Asserting its strategy of independent energy sourcing despite tightening international regulatory checks, India imported an estimated €5.8 billion ($6.7 billion) worth of Russian fossil fuels in May 2026.
According to the latest monthly monitoring report released by the independent European think tank, the Centre for Research on Energy and Clean Air (CREA), the surge in volume solidifies India’s position as the world’s second-largest buyer of Russian energy, trailing only China. The data shows that a 21% month-on-month jump in arrivals from Moscow largely drove an overall 8% expansion in India’s total global crude intake for May.
The Hydrocarbon Split: Crude Dominates the Basket
A granular look at the trade architecture reveals that crude oil remains the absolute anchor of the bilateral trade corridor, accounting for 83% of India’s total fuel spending with Moscow.

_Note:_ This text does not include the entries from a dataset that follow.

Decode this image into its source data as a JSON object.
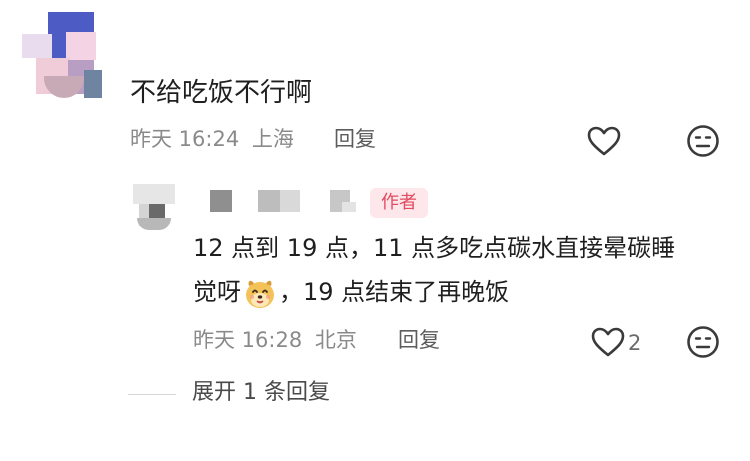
{
  "comment": {
    "text": "不给吃饭不行啊",
    "time": "昨天 16:24",
    "location": "上海",
    "reply_label": "回复"
  },
  "reply": {
    "author_badge": "作者",
    "text_line1": "12 点到 19 点，11 点多吃点碳水直接晕碳睡",
    "text_line2_a": "觉呀",
    "text_line2_b": "，19 点结束了再晚饭",
    "time": "昨天 16:28",
    "location": "北京",
    "reply_label": "回复",
    "like_count": "2"
  },
  "expand": {
    "label": "展开 1 条回复"
  },
  "icons": {
    "like": "heart-outline-icon",
    "dislike": "neutral-face-icon",
    "emoji": "smiling-dog-emoji"
  },
  "colors": {
    "author_badge_bg": "#fde7ea",
    "author_badge_text": "#e24a60",
    "meta_text": "#8a8a8a"
  }
}
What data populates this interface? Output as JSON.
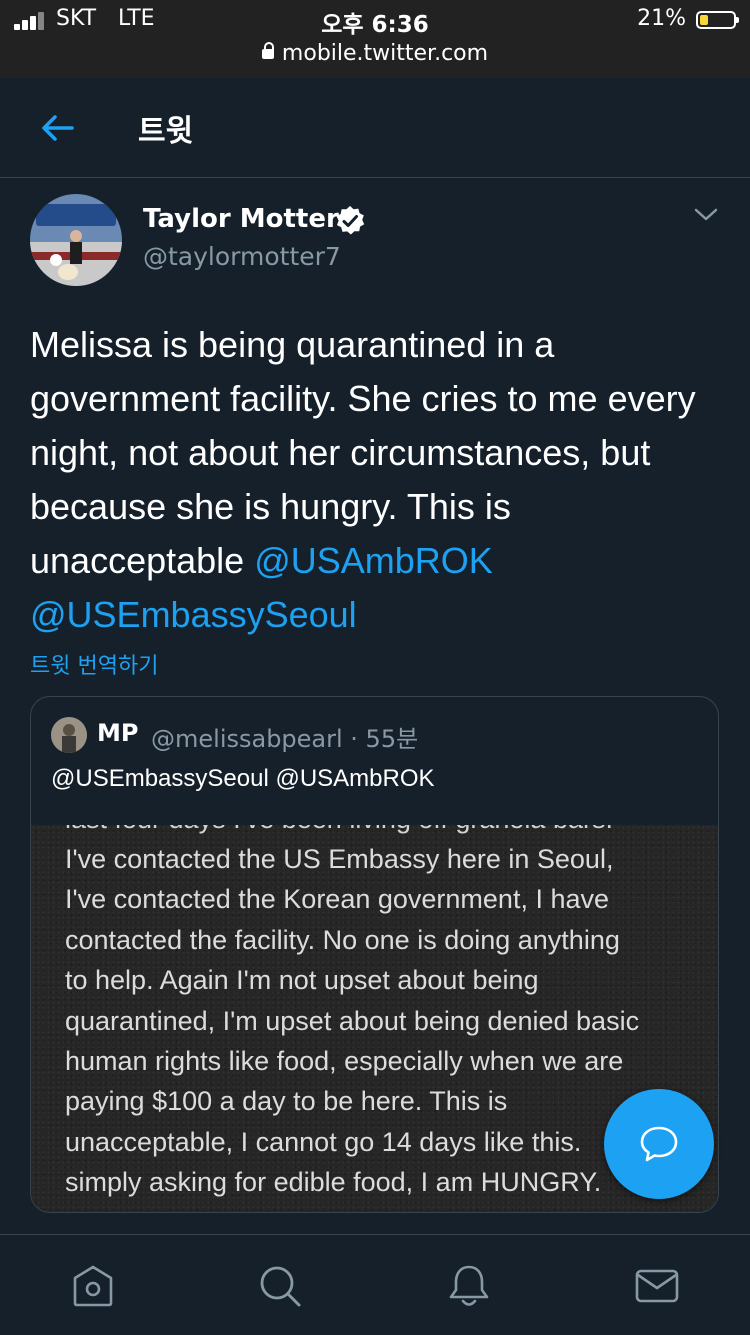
{
  "status_bar": {
    "carrier": "SKT",
    "network": "LTE",
    "time": "오후 6:36",
    "url": "mobile.twitter.com",
    "battery_percent": "21%"
  },
  "header": {
    "title": "트윗",
    "back_icon": "arrow-left-icon"
  },
  "tweet": {
    "author_name": "Taylor Motter",
    "author_handle": "@taylormotter7",
    "verified": true,
    "text_parts": [
      "Melissa is being quarantined in a government facility. She cries to me every night, not about her circumstances, but because she is hungry. This is unacceptable ",
      "@USAmbROK",
      " ",
      "@USEmbassySeoul"
    ],
    "translate_label": "트윗 번역하기"
  },
  "quoted_tweet": {
    "name": "MP",
    "handle_time": "@melissabpearl · 55분",
    "text": "@USEmbassySeoul @USAmbROK",
    "image_text_cut": "last four days I've been living off granola bars.",
    "image_text_lines": [
      "I've contacted the US Embassy here in Seoul,",
      "I've contacted the Korean government, I have",
      "contacted the facility. No one is doing anything",
      "to help. Again I'm not upset about being",
      "quarantined, I'm upset about being denied basic",
      "human rights like food, especially when we are",
      "paying $100 a day to be here. This is",
      "unacceptable, I cannot go 14 days like this.",
      "simply asking for edible food, I am HUNGRY."
    ]
  },
  "tabbar": {
    "items": [
      "home-icon",
      "search-icon",
      "notifications-icon",
      "messages-icon"
    ]
  },
  "colors": {
    "background": "#15202b",
    "accent": "#1da1f2",
    "secondary_text": "#8899a6",
    "border": "#38444d",
    "status_bar": "#222222"
  }
}
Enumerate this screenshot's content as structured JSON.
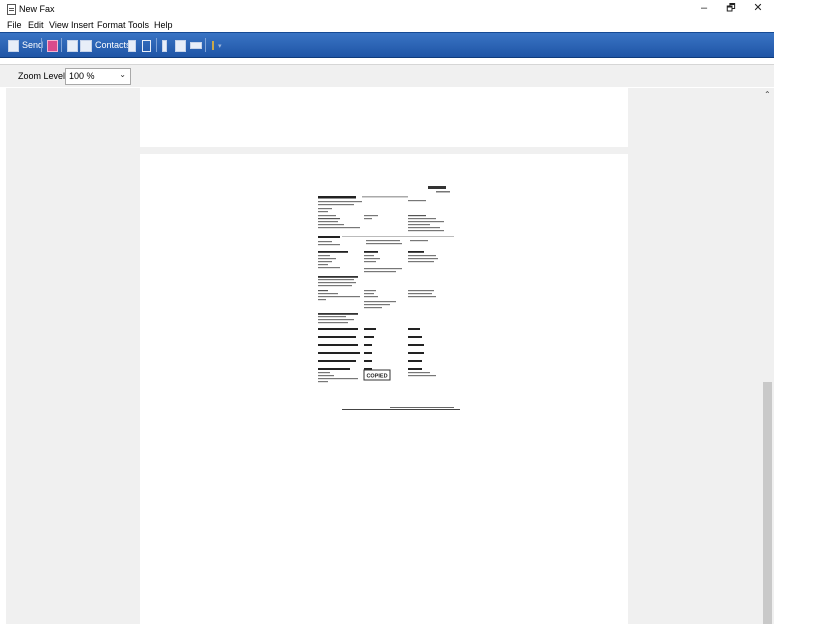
{
  "window": {
    "title": "New Fax",
    "minimize_glyph": "–",
    "restore_glyph": "🗗",
    "close_glyph": "✕"
  },
  "menu": [
    "File",
    "Edit",
    "View",
    "Insert",
    "Format",
    "Tools",
    "Help"
  ],
  "toolbar": {
    "send_label": "Send",
    "contacts_label": "Contacts",
    "icons": [
      "send-icon",
      "save-icon",
      "cover-page-icon",
      "contacts-icon",
      "grid-icon",
      "cut-icon",
      "attach-icon",
      "scan-icon",
      "separator-line-icon",
      "priority-icon"
    ]
  },
  "zoom": {
    "label": "Zoom Level",
    "value": "100 %"
  },
  "fax_page": {
    "stamp_text": "COPIED"
  },
  "colors": {
    "toolbar": "#2a63b4",
    "background": "#f0f0f0",
    "page": "#ffffff"
  }
}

| Fuel Component | May 2026 Import Value (Euro) | Approximate USD Equivalent | Share of Total Basket (%) |
| Crude Oil | €4.80 Billion | $5.56 Billion | 82.8% |
| Petroleum Products | €550 Million | $636 Million | 9.5% |
| Coal | €429 Million | $496 Million | 7.4% |
| Total Hydrocarbons | €5.78 Billion | $6.70 Billion | 100.0% |
Major Refining Hubs Accelerate Unloading
The uptick in imports was felt directly across the country’s major coastal refining infrastructure, split between private megacomplexes and key state-run facilities that returned to the Russian market earlier this spring:
- The Gujarat Powerhouses: Unloaded volumes of Russian crude at Nayara Energy’s Vadinar refinery in Gujarat posted a sharp 36% month-on-month jump compared to April, while Reliance Industries’ massive Jamnagar refining complex saw a 14% increase in deliveries.
- State-Run Re-entry: Public-sector refiners continued to build out momentum after restarting buying channels in March. Monthly Russian crude deliveries to the New Mangalore refinery ticked up by 13%, while intake at the Visakhapatnam refinery expanded by 42%.
- Paradip Milestone: On the eastern coast, Indian Oil Corporation’s (IOCL) Paradip refinery in Odisha unloaded its highest monthly volume of Russian crude in over two years.
Global Market Share and the Refined Product Loop
On the global stage, China remained the dominant buyer of Russian crude exports in May with a 50% volume share, followed by India at 36%, Turkiye at 6%, and the European Union at 5%.
Crucially, the CREA report highlighted the ongoing complexity of global sanctions tracking. Despite the European Union’s structural embargo on refined products processing Russian crude, shadow flows continue to hit Western markets indirectly.
Refineries utilizing Russian crude feedstocks across India, Turkiye, Brunei, and Georgia exported an estimated €641 million worth of oil products to sanctioning nations in May alone. The primary recipients of these complex shipments included Australia (€275 million), the EU (€174 million), the United States (€147 million), and New Zealand (€45 million), with approximately a third of those specific volumes mathematically verified as being refined directly from Russian baseline crude.